Microglia subclusters are unique by pathologic characterization, differentially expressed genes, genotype, or co-expression network analysis. (a) t-SNE projections of microglia subpopulations additionally colored by cell type, AT score, TREM2 R47H genotype, and APOE genotype. (b) Differentially expressed genes (DEGs) between subpopulations: motile vs homeostatic, ARM vs homeostatic, and dystrophic vs homeostatic. The genes in red are upregulated and those in blue are downregulated. Gene markers of interest per subcluster are highlighted with boxes. (c) Co-expression modules for each microglia subtype depicting gene-gene co-expression networks, colored by the strength of the gene-gene connection ranging from none (white) to strong (red). Intervening Sankey plots depict the flow of gene clusters from one subtype to the next, wherein the width demonstrates the magnitude of flow. Only major flows with more than 12 genes are plotted. (d) Bar plots of the differing microglia subpopulations (homeostatic, dystrophic, motile and ARM) in TREM2 WT cases with varying amyloid and tau pathology (AT scores A−T−, A+T−, and A+T+; n=2, 4, and 5 respectively; Fisher’s exact test performed for each pair-wise comparison) or (e) separated by APOE alleles, matched for pathology (n=2 for E3/E3 and n=6 for E3/E4; Fisher’s exact test performed for ARM proportion calculation). (f) Cell type proportions in TREM2 R47H variant cases only, subdivided by pathologic classification (Fisher’s exact test performed for ARM proportion calculation compared to TREM2 WT A+T+ cases).
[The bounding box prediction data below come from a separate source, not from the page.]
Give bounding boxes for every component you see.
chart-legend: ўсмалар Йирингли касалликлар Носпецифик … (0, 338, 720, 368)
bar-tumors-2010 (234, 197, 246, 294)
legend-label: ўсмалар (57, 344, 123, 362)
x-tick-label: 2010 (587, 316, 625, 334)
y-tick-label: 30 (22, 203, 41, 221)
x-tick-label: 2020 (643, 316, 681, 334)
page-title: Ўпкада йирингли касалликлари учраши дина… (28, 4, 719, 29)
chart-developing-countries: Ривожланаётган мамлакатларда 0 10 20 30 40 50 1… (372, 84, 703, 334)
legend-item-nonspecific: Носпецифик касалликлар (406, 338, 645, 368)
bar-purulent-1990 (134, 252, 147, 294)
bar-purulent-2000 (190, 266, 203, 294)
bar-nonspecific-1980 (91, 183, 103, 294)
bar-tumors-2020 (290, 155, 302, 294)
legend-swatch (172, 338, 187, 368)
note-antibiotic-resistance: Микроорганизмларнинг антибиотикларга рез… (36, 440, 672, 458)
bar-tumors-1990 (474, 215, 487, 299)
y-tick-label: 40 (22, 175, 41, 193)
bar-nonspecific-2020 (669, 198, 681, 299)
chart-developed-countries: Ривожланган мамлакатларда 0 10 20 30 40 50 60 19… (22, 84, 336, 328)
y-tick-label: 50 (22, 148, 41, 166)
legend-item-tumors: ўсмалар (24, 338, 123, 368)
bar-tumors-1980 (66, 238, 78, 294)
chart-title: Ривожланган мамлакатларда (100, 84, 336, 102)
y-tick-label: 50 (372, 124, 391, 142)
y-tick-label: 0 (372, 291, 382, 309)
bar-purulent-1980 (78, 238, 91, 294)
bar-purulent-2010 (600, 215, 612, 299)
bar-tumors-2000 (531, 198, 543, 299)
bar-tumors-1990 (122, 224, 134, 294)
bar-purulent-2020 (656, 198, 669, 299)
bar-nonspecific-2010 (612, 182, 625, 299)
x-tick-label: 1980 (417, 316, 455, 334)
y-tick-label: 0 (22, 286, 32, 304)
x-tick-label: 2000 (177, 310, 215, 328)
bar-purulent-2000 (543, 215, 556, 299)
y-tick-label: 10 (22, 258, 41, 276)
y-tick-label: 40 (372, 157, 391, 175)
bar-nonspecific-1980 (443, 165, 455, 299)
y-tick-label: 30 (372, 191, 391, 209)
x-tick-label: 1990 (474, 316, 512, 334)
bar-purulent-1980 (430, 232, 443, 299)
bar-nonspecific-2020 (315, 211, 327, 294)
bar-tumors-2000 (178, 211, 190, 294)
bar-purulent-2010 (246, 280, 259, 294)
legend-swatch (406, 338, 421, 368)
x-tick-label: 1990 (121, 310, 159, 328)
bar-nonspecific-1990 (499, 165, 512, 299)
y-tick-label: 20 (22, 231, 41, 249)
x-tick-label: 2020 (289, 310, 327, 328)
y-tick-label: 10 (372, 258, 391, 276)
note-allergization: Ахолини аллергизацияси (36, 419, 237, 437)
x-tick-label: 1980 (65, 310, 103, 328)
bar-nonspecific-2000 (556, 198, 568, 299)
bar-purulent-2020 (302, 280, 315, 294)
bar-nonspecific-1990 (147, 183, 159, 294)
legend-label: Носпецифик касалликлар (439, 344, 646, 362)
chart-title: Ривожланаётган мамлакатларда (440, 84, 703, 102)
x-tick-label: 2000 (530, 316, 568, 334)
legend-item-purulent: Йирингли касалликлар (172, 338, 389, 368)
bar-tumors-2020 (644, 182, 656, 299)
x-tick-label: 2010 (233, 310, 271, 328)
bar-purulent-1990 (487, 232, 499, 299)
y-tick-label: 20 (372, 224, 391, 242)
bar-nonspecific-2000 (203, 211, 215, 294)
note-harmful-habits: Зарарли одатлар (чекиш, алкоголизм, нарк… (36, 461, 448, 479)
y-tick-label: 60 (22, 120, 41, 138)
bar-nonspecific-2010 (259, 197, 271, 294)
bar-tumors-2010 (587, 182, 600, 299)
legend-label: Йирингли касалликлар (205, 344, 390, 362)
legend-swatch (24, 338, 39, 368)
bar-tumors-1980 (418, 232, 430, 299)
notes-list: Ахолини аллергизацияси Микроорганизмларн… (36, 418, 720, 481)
Note that only one case with the TREM2 R47H variant and an A+T− score was available.

Fig. 3.

(a) Uniform Manifold Approximation and Projection (UMAP) visualization of the microglia cell trajectory colored by subclusters, estimated pseudotime, AT score, TREM2 R47H and APOE genotype. (b) Heatmap of putative AD risk genes across microglia subpopulations (left) and AT score (right).

Fig.4.

CD163+ ARM are associated with amyloid plaques and show decreased expression with TREM2 R47H and APOE E4 allele. (a) Pan-microglial marker Iba1 stains microglia with a small cell body and highly ramified, branched processes in an adult brain without amyloid or tau pathology, and (b) homeostatic marker CX3CR1 highlights similar features in microglia, although astrocytes were also stained. In AD brains, (c) motile marker FGD4 highlights microglia with bipolar processes and hypertrophic cell bodies, (d) ARM marker CD163 shows clustered, amoeboid microglia, and (e) FTL highlights dystrophic microglia with hypertrophic cell bodies and beaded processes. (f) Iba1 staining shows clustered, amoeboid microglia and intervening evenly-dispersed microglia in neocortex of AD brain, while (g) CD163 highlights only clustered microglia. (h) CD163+ ARM (brown) co-localize with beta-amyloid plaques (pink) in AD brain. (i) CD163:amyloid ratios are decreased in cases with the TREM2 R47H variant and APOE E4 allele. (j) Multiple linear regression model shows a significantly decreased CD163:amyloid ratio in (k) TREM2 WT cases with the APOE E4 allele versus E3/E3. When matched for APOE allele, cases with the TREM2 R47H variant showed a consistently decreased ARM:amyloid ratio in (l) APOE E3/E3 cases and (m) APOE E3/E4 cases. ***p < 0.001. Images (a-g) white balanced; scale bar, 10 μm.